I've owned probably 80 or more percent of the lenses Canon has made over the years, and find that my usage also changes, so I'm still buying and selling.

A new body will need to bring some capability that I want and need, or I just hold off. I've passed up a 7D MK II, and 5Ds series merely because they do not fit my needs, even though I'd kinda like to have them. I plan to consider a 7D MK II once the price falls below $1000, and that may be later this summer.
 

dhr90

EOS RP
Aug 1, 2013
305
0
bluemoon said:
something wide, 17-40 is not getting much love here, but I use it and like it and it's going for about $450 on the second hand market. Also something to think about is getting a cheaper full frame body. You could pick up a 6D and have the both the reach and speed with one body and all the benefits of FF on the other body.

pierre
I did try the 17-40 out before I got the 24-105 and I just didn't like that choice of focal length, neither wide nor long enough. Now whilst it would make a better walk around landscape lens, there is just too much overlap with not enough positives to make that particular purchase worth while.

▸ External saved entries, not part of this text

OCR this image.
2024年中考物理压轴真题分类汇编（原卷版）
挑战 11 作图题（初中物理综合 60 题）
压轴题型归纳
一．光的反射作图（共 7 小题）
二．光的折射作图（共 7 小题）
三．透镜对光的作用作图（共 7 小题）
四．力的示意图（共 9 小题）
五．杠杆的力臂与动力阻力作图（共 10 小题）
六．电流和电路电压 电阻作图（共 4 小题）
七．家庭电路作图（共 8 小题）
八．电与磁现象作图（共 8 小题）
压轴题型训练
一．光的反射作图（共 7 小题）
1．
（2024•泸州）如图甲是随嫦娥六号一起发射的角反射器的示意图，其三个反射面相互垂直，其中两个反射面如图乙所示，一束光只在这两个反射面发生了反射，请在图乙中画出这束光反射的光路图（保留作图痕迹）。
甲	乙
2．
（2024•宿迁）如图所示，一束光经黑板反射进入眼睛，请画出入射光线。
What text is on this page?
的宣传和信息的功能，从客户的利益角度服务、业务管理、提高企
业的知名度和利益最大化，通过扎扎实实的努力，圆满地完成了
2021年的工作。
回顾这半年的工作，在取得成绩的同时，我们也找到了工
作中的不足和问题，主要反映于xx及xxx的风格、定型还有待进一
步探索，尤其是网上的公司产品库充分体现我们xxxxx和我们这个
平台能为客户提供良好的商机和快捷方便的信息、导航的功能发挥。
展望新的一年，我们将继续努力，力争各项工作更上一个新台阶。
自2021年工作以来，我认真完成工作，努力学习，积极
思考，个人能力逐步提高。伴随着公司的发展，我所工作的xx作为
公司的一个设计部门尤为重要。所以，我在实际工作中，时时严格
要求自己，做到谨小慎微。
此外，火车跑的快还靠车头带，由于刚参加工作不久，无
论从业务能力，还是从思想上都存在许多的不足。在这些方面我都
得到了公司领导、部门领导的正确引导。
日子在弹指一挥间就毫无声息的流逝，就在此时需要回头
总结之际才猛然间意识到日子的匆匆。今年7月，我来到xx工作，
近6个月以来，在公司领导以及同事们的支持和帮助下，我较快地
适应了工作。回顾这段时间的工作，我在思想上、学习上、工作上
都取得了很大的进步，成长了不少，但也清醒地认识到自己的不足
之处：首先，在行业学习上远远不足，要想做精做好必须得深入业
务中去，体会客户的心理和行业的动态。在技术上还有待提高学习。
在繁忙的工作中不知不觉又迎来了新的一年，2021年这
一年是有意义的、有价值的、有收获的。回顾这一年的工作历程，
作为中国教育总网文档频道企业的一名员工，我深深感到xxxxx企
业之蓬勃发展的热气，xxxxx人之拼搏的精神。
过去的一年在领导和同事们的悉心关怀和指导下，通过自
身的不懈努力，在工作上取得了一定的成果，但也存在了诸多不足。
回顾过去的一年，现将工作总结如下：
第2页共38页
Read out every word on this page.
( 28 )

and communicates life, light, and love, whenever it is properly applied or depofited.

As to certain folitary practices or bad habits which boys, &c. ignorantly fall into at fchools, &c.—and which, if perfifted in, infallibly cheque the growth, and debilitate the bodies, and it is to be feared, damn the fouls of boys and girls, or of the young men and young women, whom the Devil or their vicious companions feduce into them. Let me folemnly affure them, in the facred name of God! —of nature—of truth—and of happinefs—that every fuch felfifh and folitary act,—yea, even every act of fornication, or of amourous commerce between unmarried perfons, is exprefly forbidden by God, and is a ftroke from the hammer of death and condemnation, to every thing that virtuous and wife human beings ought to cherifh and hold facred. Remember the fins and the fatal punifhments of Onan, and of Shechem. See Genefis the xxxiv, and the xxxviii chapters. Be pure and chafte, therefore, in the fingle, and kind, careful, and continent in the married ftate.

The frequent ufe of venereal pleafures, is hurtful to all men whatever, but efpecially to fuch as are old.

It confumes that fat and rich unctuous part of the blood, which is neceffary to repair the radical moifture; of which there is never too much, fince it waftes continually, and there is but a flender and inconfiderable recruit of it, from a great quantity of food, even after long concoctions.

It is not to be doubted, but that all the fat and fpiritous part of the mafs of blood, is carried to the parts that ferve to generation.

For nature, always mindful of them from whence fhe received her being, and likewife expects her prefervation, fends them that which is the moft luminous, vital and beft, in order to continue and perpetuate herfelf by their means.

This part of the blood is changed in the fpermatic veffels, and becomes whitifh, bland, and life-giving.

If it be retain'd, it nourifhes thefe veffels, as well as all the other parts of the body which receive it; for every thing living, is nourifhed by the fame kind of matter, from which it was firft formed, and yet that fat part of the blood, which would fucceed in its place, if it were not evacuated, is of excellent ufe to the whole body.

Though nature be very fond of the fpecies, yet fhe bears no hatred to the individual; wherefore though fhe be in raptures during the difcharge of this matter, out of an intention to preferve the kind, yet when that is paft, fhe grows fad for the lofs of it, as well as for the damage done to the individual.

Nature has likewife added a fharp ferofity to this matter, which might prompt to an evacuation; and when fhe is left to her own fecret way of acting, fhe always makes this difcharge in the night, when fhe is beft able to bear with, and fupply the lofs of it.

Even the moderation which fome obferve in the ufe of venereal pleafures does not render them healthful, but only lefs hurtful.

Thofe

6D has been tempting, but everything I have read about the AF puts me off it for motorsport and aircraft. Budget wise I would probably need to sell my 7D to get a 6D or a used 5DII.

Mt Spokane Photography said:
When I seriously started acquiring gear, I looked at a few thousand existing photos using the stastics in lightroom, and determined which focal lengths I used most, which ISO settings and apertures, and where I was limited by my gear.

Then, I wrote out a plan for which bodies and lenses and accessories to get. I had a digital rebel at the time, but planned to buy a FF camera in the future when the 5D MK II arrived.

So my list included lenses that were 1.6 times the focal length of those I used for my crop body. In many cases, the lenses I wanted were focal lengths that worked out well for a crop body, so I tried to buy dual use lenses first.

I started acquiring the lenses on my list when a good deal popped up. By the time the 5D MK II arrived, I had my lenses pretty well in hand. The first was a new white box 24-105mm L that a local photographer had received with his 5D classic. I used it for years until the 24-70mm MK II finally provided better IQ.

I've owned probably 80 or more percent of the lenses Canon has made over the years, and find that my usage also changes, so I'm still buying and selling.

A new body will need to bring some capability that I want and need, or I just hold off. I've passed up a 7D MK II, and 5Ds series merely because they do not fit my needs, even though I'd kinda like to have them. I plan to consider a 7D MK II once the price falls below $1000, and that may be later this summer.
That is a good plan! Thanks. I do know that a FF upgrade will leave me wanting more reach given the 1.6 factor involved, and from my current kit, I suspect it will have to be one of the big whites, and I just could not justify that price right now or in the next few years, new or used. Likewise at the wider end, 24mm just wouldn't quite be enough at times I think.

Final option is to just bank the money until I have a plan and maybe spend some of it on trips to see some racing, airshows or a short break to shoot some landscapes enjoying the kit I have. Seeing the Vulcan display in its final year is a must for me for instance.
 

NancyP

EOS 6D MK II
Dec 17, 2013
1,297
14
Monopod, if you shoot sports with a long lens and are shooting from a cramped space.
Tripod, if you have room to spread out - and the tripod is good for landscapes as well.
Tripod head.
Quick release clamp for the head - Arca-Swiss standard is best, many many manufacturers use A-S standard; Manfrotto is proprietary, no third party clamps or lens/camera plates.
L bracket for the camera, lens plate for any long lenses with lens collars.
Strap or closed bag for tripod and head.
Wired shutter release, with or without intervalometer.

Advantages to shooting on a tripod:
You can use base ISO for landscapes, even at dawn or dusk, and get best quality.
You can do star shots.
Macro is easier.
Supertelephotos are easier, especially with gimbal mount base.

Then again, I am a tripo-holic. Have 3, plus a monopod, all used in different situations.